Foto: Antonio Augusto/STF
O ex-presidente Jair Bolsonaro (PL) é alvo da Polícia Federal (PF) na manhã desta sexta-feira (18), em Brasília. O antigo chefe de Estado terá que usar tornozeleira eletrônica por determinação do Supremo Tribunal Federal (STF). As ordens da corporação são cumpridas na casa de Bolsonaro, no bairro Jardim Botânico, e em endereços ligados ao Partido Liberal (PL), na capital federal.
Bolsonaro passará a ser monitorado 24 horas por dia e terá que permanecer em casa entre 19h e 7h, assim como no fim de semana, conforme as colunistas Mônica Bergamo, do jornal Folha de S. Paulo, e Camila Bomfim, do portal g1.
Além disso, o ex-presidente também não poderá acessar as redes sociais e não terá aval para se comunicar com o filho, Eduardo Bolsonaro, que está nos Estados Unidos, e nem com embaixadores, diplomatas estrangeiros e outros réus ou investigados pelo STF.

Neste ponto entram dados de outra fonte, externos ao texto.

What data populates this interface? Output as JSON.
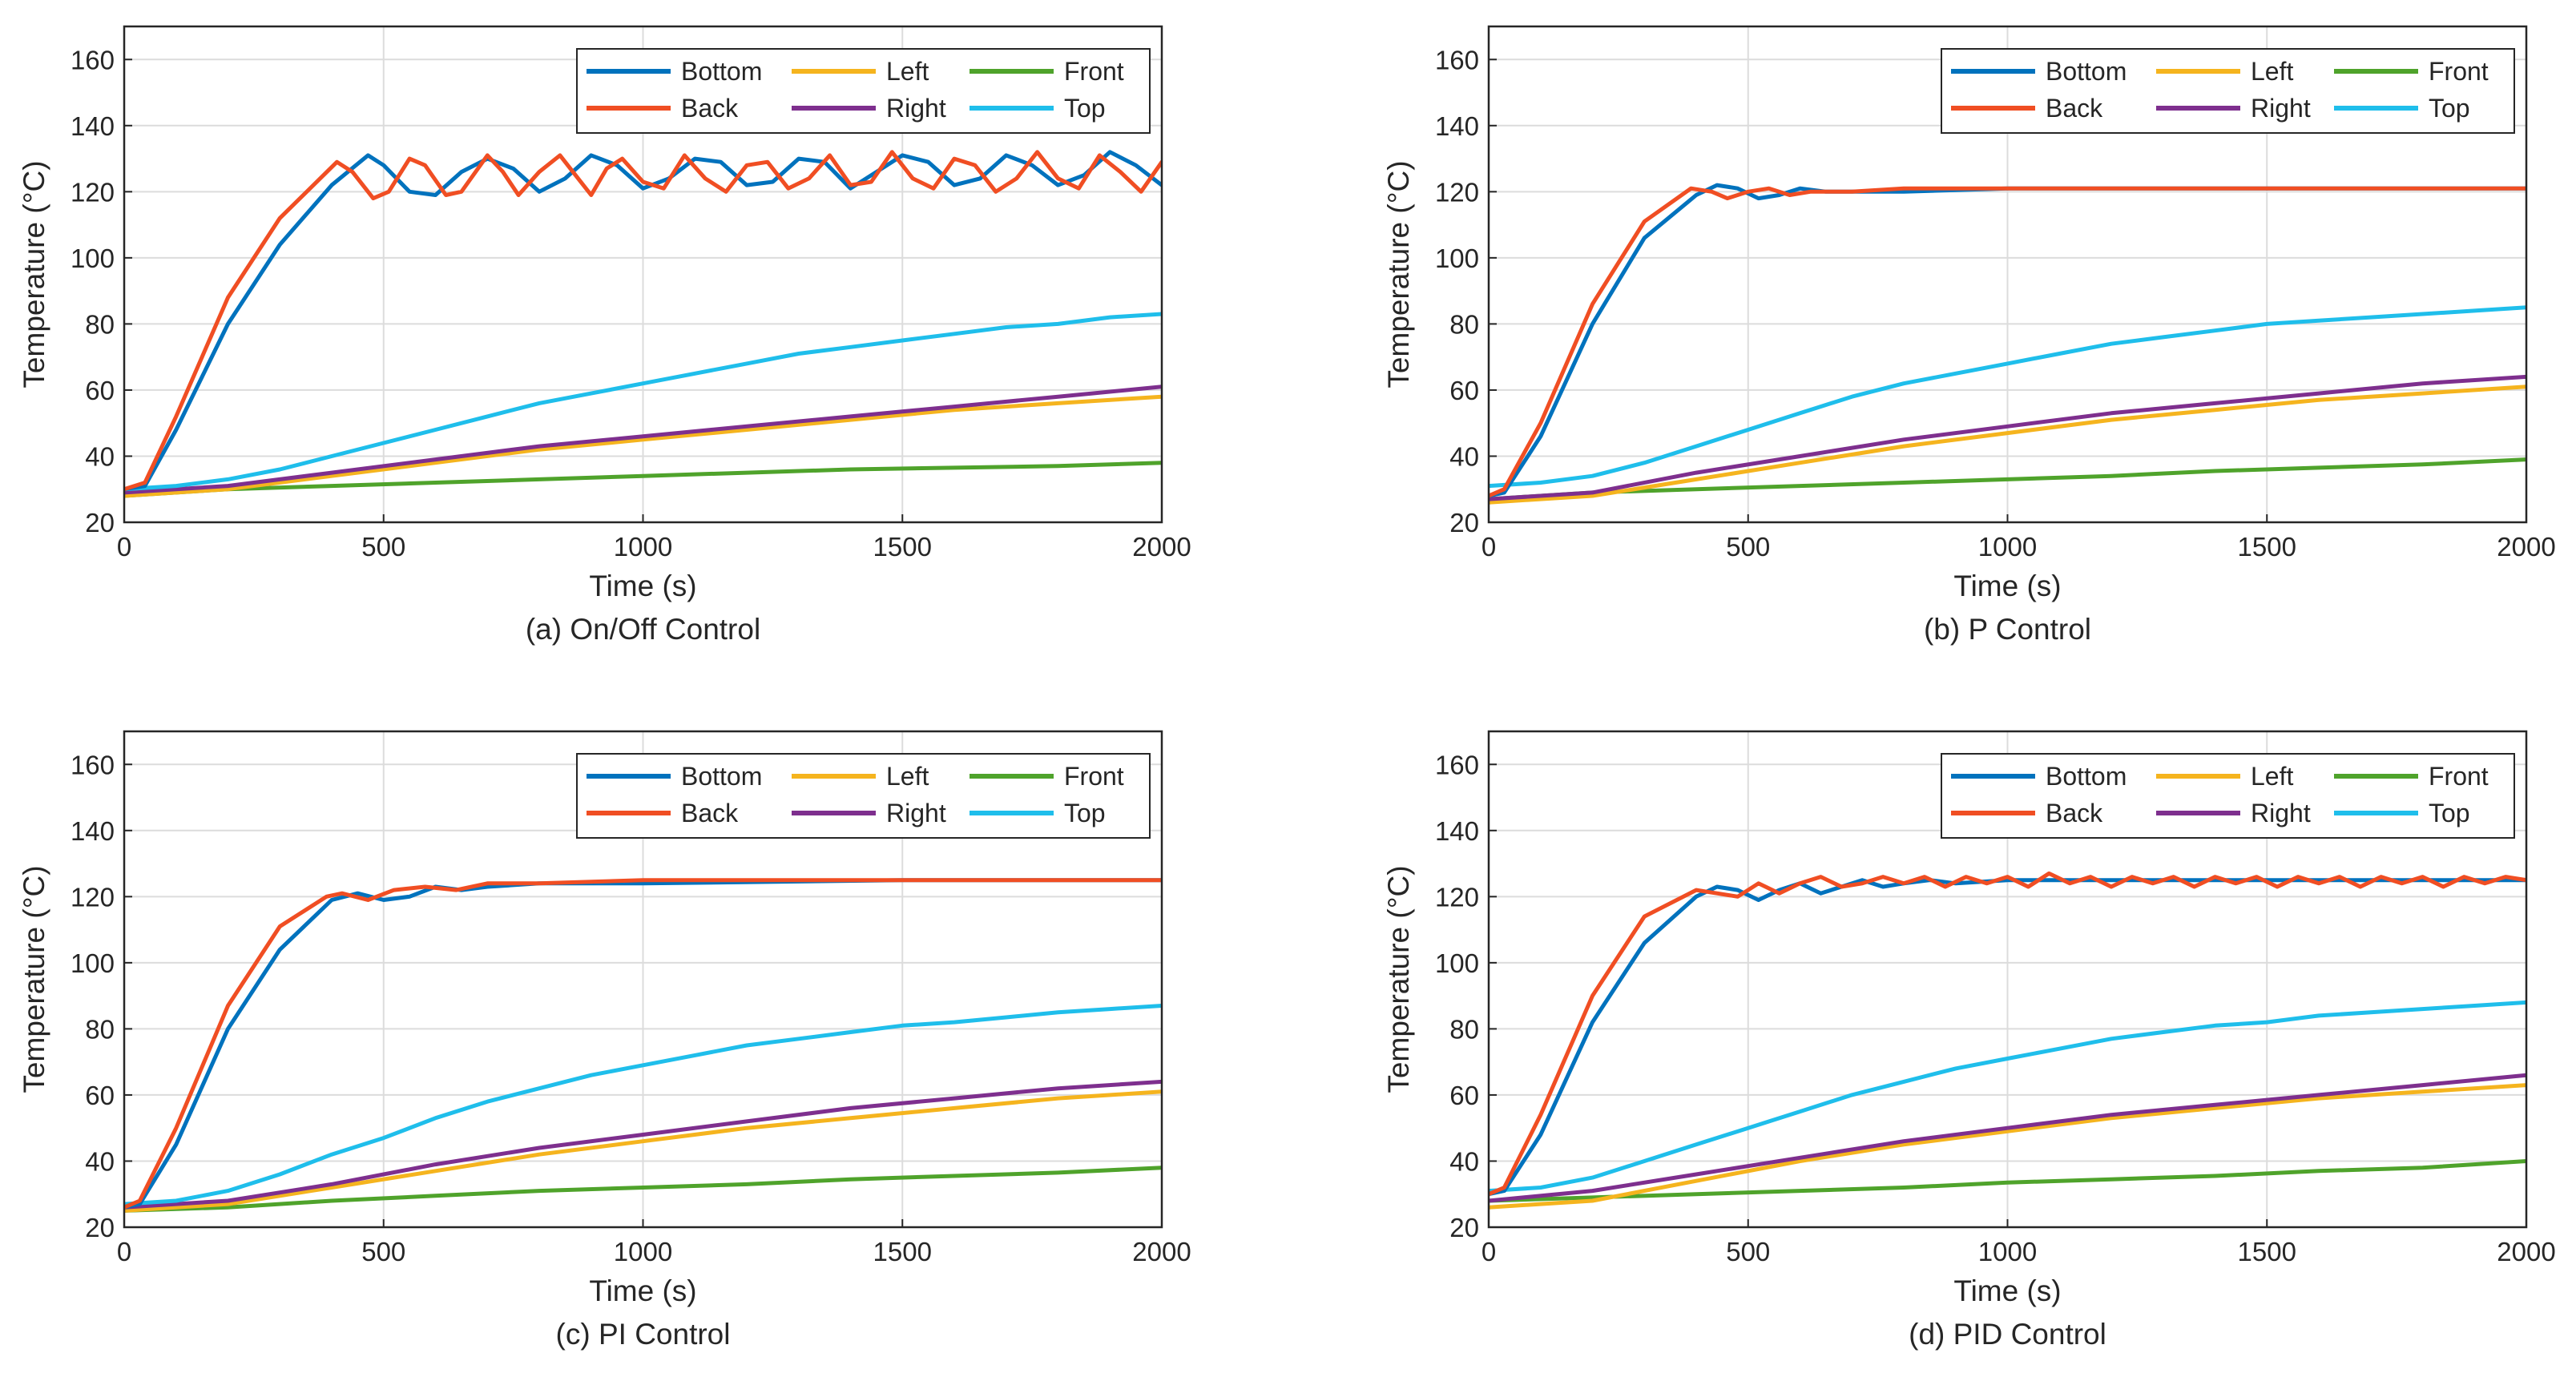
{
  "colors": {
    "Bottom": "#0072BD",
    "Back": "#F04E23",
    "Left": "#F5B41E",
    "Front": "#4FA32B",
    "Right": "#7E2F8E",
    "Top": "#1FBEEB"
  },
  "legend_order": [
    "Bottom",
    "Left",
    "Front",
    "Back",
    "Right",
    "Top"
  ],
  "chart_data": [
    {
      "type": "line",
      "caption": "(a) On/Off Control",
      "xlabel": "Time (s)",
      "ylabel": "Temperature (°C)",
      "xlim": [
        0,
        2000
      ],
      "ylim": [
        20,
        170
      ],
      "xticks": [
        0,
        500,
        1000,
        1500,
        2000
      ],
      "yticks": [
        20,
        40,
        60,
        80,
        100,
        120,
        140,
        160
      ],
      "grid": true,
      "legend": "top-right",
      "series": [
        {
          "name": "Bottom",
          "x": [
            0,
            40,
            100,
            200,
            300,
            400,
            470,
            500,
            550,
            600,
            650,
            700,
            750,
            800,
            850,
            900,
            950,
            1000,
            1050,
            1100,
            1150,
            1200,
            1250,
            1300,
            1350,
            1400,
            1450,
            1500,
            1550,
            1600,
            1650,
            1700,
            1750,
            1800,
            1850,
            1900,
            1950,
            2000
          ],
          "y": [
            30,
            31,
            48,
            80,
            104,
            122,
            131,
            128,
            120,
            119,
            126,
            130,
            127,
            120,
            124,
            131,
            128,
            121,
            124,
            130,
            129,
            122,
            123,
            130,
            129,
            121,
            126,
            131,
            129,
            122,
            124,
            131,
            128,
            122,
            125,
            132,
            128,
            122
          ]
        },
        {
          "name": "Back",
          "x": [
            0,
            40,
            100,
            200,
            300,
            410,
            440,
            480,
            510,
            550,
            580,
            620,
            650,
            700,
            730,
            760,
            800,
            840,
            870,
            900,
            930,
            960,
            1000,
            1040,
            1080,
            1120,
            1160,
            1200,
            1240,
            1280,
            1320,
            1360,
            1400,
            1440,
            1480,
            1520,
            1560,
            1600,
            1640,
            1680,
            1720,
            1760,
            1800,
            1840,
            1880,
            1920,
            1960,
            2000
          ],
          "y": [
            30,
            32,
            52,
            88,
            112,
            129,
            126,
            118,
            120,
            130,
            128,
            119,
            120,
            131,
            126,
            119,
            126,
            131,
            125,
            119,
            127,
            130,
            123,
            121,
            131,
            124,
            120,
            128,
            129,
            121,
            124,
            131,
            122,
            123,
            132,
            124,
            121,
            130,
            128,
            120,
            124,
            132,
            124,
            121,
            131,
            126,
            120,
            129
          ]
        },
        {
          "name": "Left",
          "x": [
            0,
            200,
            400,
            600,
            800,
            1000,
            1200,
            1400,
            1600,
            1800,
            2000
          ],
          "y": [
            28,
            30,
            34,
            38,
            42,
            45,
            48,
            51,
            54,
            56,
            58
          ]
        },
        {
          "name": "Right",
          "x": [
            0,
            200,
            400,
            600,
            800,
            1000,
            1200,
            1400,
            1600,
            1800,
            2000
          ],
          "y": [
            29,
            31,
            35,
            39,
            43,
            46,
            49,
            52,
            55,
            58,
            61
          ]
        },
        {
          "name": "Front",
          "x": [
            0,
            200,
            400,
            600,
            800,
            1000,
            1200,
            1400,
            1600,
            1800,
            2000
          ],
          "y": [
            28,
            30,
            31,
            32,
            33,
            34,
            35,
            36,
            36.5,
            37,
            38
          ]
        },
        {
          "name": "Top",
          "x": [
            0,
            100,
            200,
            300,
            400,
            500,
            600,
            700,
            800,
            900,
            1000,
            1100,
            1200,
            1300,
            1400,
            1500,
            1600,
            1700,
            1800,
            1900,
            2000
          ],
          "y": [
            30,
            31,
            33,
            36,
            40,
            44,
            48,
            52,
            56,
            59,
            62,
            65,
            68,
            71,
            73,
            75,
            77,
            79,
            80,
            82,
            83
          ]
        }
      ]
    },
    {
      "type": "line",
      "caption": "(b) P Control",
      "xlabel": "Time (s)",
      "ylabel": "Temperature (°C)",
      "xlim": [
        0,
        2000
      ],
      "ylim": [
        20,
        170
      ],
      "xticks": [
        0,
        500,
        1000,
        1500,
        2000
      ],
      "yticks": [
        20,
        40,
        60,
        80,
        100,
        120,
        140,
        160
      ],
      "grid": true,
      "legend": "top-right",
      "series": [
        {
          "name": "Bottom",
          "x": [
            0,
            30,
            100,
            200,
            300,
            400,
            440,
            480,
            520,
            560,
            600,
            650,
            700,
            800,
            1000,
            1500,
            2000
          ],
          "y": [
            28,
            29,
            46,
            80,
            106,
            119,
            122,
            121,
            118,
            119,
            121,
            120,
            120,
            120,
            121,
            121,
            121
          ]
        },
        {
          "name": "Back",
          "x": [
            0,
            30,
            100,
            200,
            300,
            390,
            430,
            460,
            500,
            540,
            580,
            620,
            700,
            800,
            1000,
            1500,
            2000
          ],
          "y": [
            28,
            30,
            50,
            86,
            111,
            121,
            120,
            118,
            120,
            121,
            119,
            120,
            120,
            121,
            121,
            121,
            121
          ]
        },
        {
          "name": "Left",
          "x": [
            0,
            200,
            400,
            600,
            800,
            1000,
            1200,
            1400,
            1600,
            1800,
            2000
          ],
          "y": [
            26,
            28,
            33,
            38,
            43,
            47,
            51,
            54,
            57,
            59,
            61
          ]
        },
        {
          "name": "Right",
          "x": [
            0,
            200,
            400,
            600,
            800,
            1000,
            1200,
            1400,
            1600,
            1800,
            2000
          ],
          "y": [
            27,
            29,
            35,
            40,
            45,
            49,
            53,
            56,
            59,
            62,
            64
          ]
        },
        {
          "name": "Front",
          "x": [
            0,
            200,
            400,
            600,
            800,
            1000,
            1200,
            1400,
            1600,
            1800,
            2000
          ],
          "y": [
            27,
            29,
            30,
            31,
            32,
            33,
            34,
            35.5,
            36.5,
            37.5,
            39
          ]
        },
        {
          "name": "Top",
          "x": [
            0,
            100,
            200,
            300,
            400,
            500,
            600,
            700,
            800,
            900,
            1000,
            1100,
            1200,
            1300,
            1400,
            1500,
            1600,
            1700,
            1800,
            1900,
            2000
          ],
          "y": [
            31,
            32,
            34,
            38,
            43,
            48,
            53,
            58,
            62,
            65,
            68,
            71,
            74,
            76,
            78,
            80,
            81,
            82,
            83,
            84,
            85
          ]
        }
      ]
    },
    {
      "type": "line",
      "caption": "(c) PI Control",
      "xlabel": "Time (s)",
      "ylabel": "Temperature (°C)",
      "xlim": [
        0,
        2000
      ],
      "ylim": [
        20,
        170
      ],
      "xticks": [
        0,
        500,
        1000,
        1500,
        2000
      ],
      "yticks": [
        20,
        40,
        60,
        80,
        100,
        120,
        140,
        160
      ],
      "grid": true,
      "legend": "top-right",
      "series": [
        {
          "name": "Bottom",
          "x": [
            0,
            30,
            100,
            200,
            300,
            400,
            450,
            500,
            550,
            600,
            650,
            700,
            800,
            1000,
            1500,
            2000
          ],
          "y": [
            26,
            27,
            45,
            80,
            104,
            119,
            121,
            119,
            120,
            123,
            122,
            123,
            124,
            124,
            125,
            125
          ]
        },
        {
          "name": "Back",
          "x": [
            0,
            30,
            100,
            200,
            300,
            390,
            420,
            470,
            520,
            580,
            640,
            700,
            800,
            1000,
            1500,
            2000
          ],
          "y": [
            26,
            28,
            50,
            87,
            111,
            120,
            121,
            119,
            122,
            123,
            122,
            124,
            124,
            125,
            125,
            125
          ]
        },
        {
          "name": "Left",
          "x": [
            0,
            200,
            400,
            600,
            800,
            1000,
            1200,
            1400,
            1600,
            1800,
            2000
          ],
          "y": [
            25,
            27,
            32,
            37,
            42,
            46,
            50,
            53,
            56,
            59,
            61
          ]
        },
        {
          "name": "Right",
          "x": [
            0,
            200,
            400,
            600,
            800,
            1000,
            1200,
            1400,
            1600,
            1800,
            2000
          ],
          "y": [
            26,
            28,
            33,
            39,
            44,
            48,
            52,
            56,
            59,
            62,
            64
          ]
        },
        {
          "name": "Front",
          "x": [
            0,
            200,
            400,
            600,
            800,
            1000,
            1200,
            1400,
            1600,
            1800,
            2000
          ],
          "y": [
            25,
            26,
            28,
            29.5,
            31,
            32,
            33,
            34.5,
            35.5,
            36.5,
            38
          ]
        },
        {
          "name": "Top",
          "x": [
            0,
            100,
            200,
            300,
            400,
            500,
            600,
            700,
            800,
            900,
            1000,
            1100,
            1200,
            1300,
            1400,
            1500,
            1600,
            1700,
            1800,
            1900,
            2000
          ],
          "y": [
            27,
            28,
            31,
            36,
            42,
            47,
            53,
            58,
            62,
            66,
            69,
            72,
            75,
            77,
            79,
            81,
            82,
            83.5,
            85,
            86,
            87
          ]
        }
      ]
    },
    {
      "type": "line",
      "caption": "(d) PID Control",
      "xlabel": "Time (s)",
      "ylabel": "Temperature (°C)",
      "xlim": [
        0,
        2000
      ],
      "ylim": [
        20,
        170
      ],
      "xticks": [
        0,
        500,
        1000,
        1500,
        2000
      ],
      "yticks": [
        20,
        40,
        60,
        80,
        100,
        120,
        140,
        160
      ],
      "grid": true,
      "legend": "top-right",
      "series": [
        {
          "name": "Bottom",
          "x": [
            0,
            30,
            100,
            200,
            300,
            400,
            440,
            480,
            520,
            560,
            600,
            640,
            680,
            720,
            760,
            800,
            850,
            900,
            1000,
            1200,
            1500,
            2000
          ],
          "y": [
            30,
            31,
            48,
            82,
            106,
            120,
            123,
            122,
            119,
            122,
            124,
            121,
            123,
            125,
            123,
            124,
            125,
            124,
            125,
            125,
            125,
            125
          ]
        },
        {
          "name": "Back",
          "x": [
            0,
            30,
            100,
            200,
            300,
            400,
            440,
            480,
            520,
            560,
            600,
            640,
            680,
            720,
            760,
            800,
            840,
            880,
            920,
            960,
            1000,
            1040,
            1080,
            1120,
            1160,
            1200,
            1240,
            1280,
            1320,
            1360,
            1400,
            1440,
            1480,
            1520,
            1560,
            1600,
            1640,
            1680,
            1720,
            1760,
            1800,
            1840,
            1880,
            1920,
            1960,
            2000
          ],
          "y": [
            30,
            32,
            54,
            90,
            114,
            122,
            121,
            120,
            124,
            121,
            124,
            126,
            123,
            124,
            126,
            124,
            126,
            123,
            126,
            124,
            126,
            123,
            127,
            124,
            126,
            123,
            126,
            124,
            126,
            123,
            126,
            124,
            126,
            123,
            126,
            124,
            126,
            123,
            126,
            124,
            126,
            123,
            126,
            124,
            126,
            125
          ]
        },
        {
          "name": "Left",
          "x": [
            0,
            200,
            400,
            600,
            800,
            1000,
            1200,
            1400,
            1600,
            1800,
            2000
          ],
          "y": [
            26,
            28,
            34,
            40,
            45,
            49,
            53,
            56,
            59,
            61,
            63
          ]
        },
        {
          "name": "Right",
          "x": [
            0,
            200,
            400,
            600,
            800,
            1000,
            1200,
            1400,
            1600,
            1800,
            2000
          ],
          "y": [
            28,
            31,
            36,
            41,
            46,
            50,
            54,
            57,
            60,
            63,
            66
          ]
        },
        {
          "name": "Front",
          "x": [
            0,
            200,
            400,
            600,
            800,
            1000,
            1200,
            1400,
            1600,
            1800,
            2000
          ],
          "y": [
            28,
            29,
            30,
            31,
            32,
            33.5,
            34.5,
            35.5,
            37,
            38,
            40
          ]
        },
        {
          "name": "Top",
          "x": [
            0,
            100,
            200,
            300,
            400,
            500,
            600,
            700,
            800,
            900,
            1000,
            1100,
            1200,
            1300,
            1400,
            1500,
            1600,
            1700,
            1800,
            1900,
            2000
          ],
          "y": [
            31,
            32,
            35,
            40,
            45,
            50,
            55,
            60,
            64,
            68,
            71,
            74,
            77,
            79,
            81,
            82,
            84,
            85,
            86,
            87,
            88
          ]
        }
      ]
    }
  ]
}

Advogados de defesa de Bolsonaro confirmaram a operação da PF.
Segundo informações da jornalista Natuza Nery, da GloboNews, um dos motivos para a determinação dos mandados seria o financiamento reconhecido de Jair Bolsonaro ao filho, Eduardo Bolsonaro, que teria recebido repasse de R$ 2 milhões do pai mesmo fora do Brasil.
Sanções de Trump e ataques a soberania nacional estão entre motivações
A mesma emissora apontou que fontes do STF citaram, entre as motivações, os ataques frequentes e recentes à soberania nacional, assim como as sanções tarifárias dos Estados Unidos como forma de pressão contra o julgamento de Jair Bolsonaro em solo brasileiro.
Investigado por tentativa de golpe de Estado, Bolsonaro protagoniza a recente crise entre Brasil e Estados Unidos, após o presidente americano, Donald Trump, anunciar tarifas de 50% ao mercado brasileiro e afirmar que o processo criminal contra o ex-presidente deveria terminar “imediatamente”.
Nesta semana, a Procuradoria-Geral da República (PGR) apresentou ao STF o pedido de condenação do antigo chefe de Estado. O órgão afirmou que o político liderou a trama antidemocrática e deve ser sentenciado por pelo menos cinco crimes, com penas que, se somadas, podem resultar em mais de 43 anos de prisão.
Em manifestação à Corte, o procurador Paulo Gonet reafirma que Jair Bolsonaro não somente tinha conhecimento do plano golpista, como orquestrou as articulações contra a Democracia brasileira.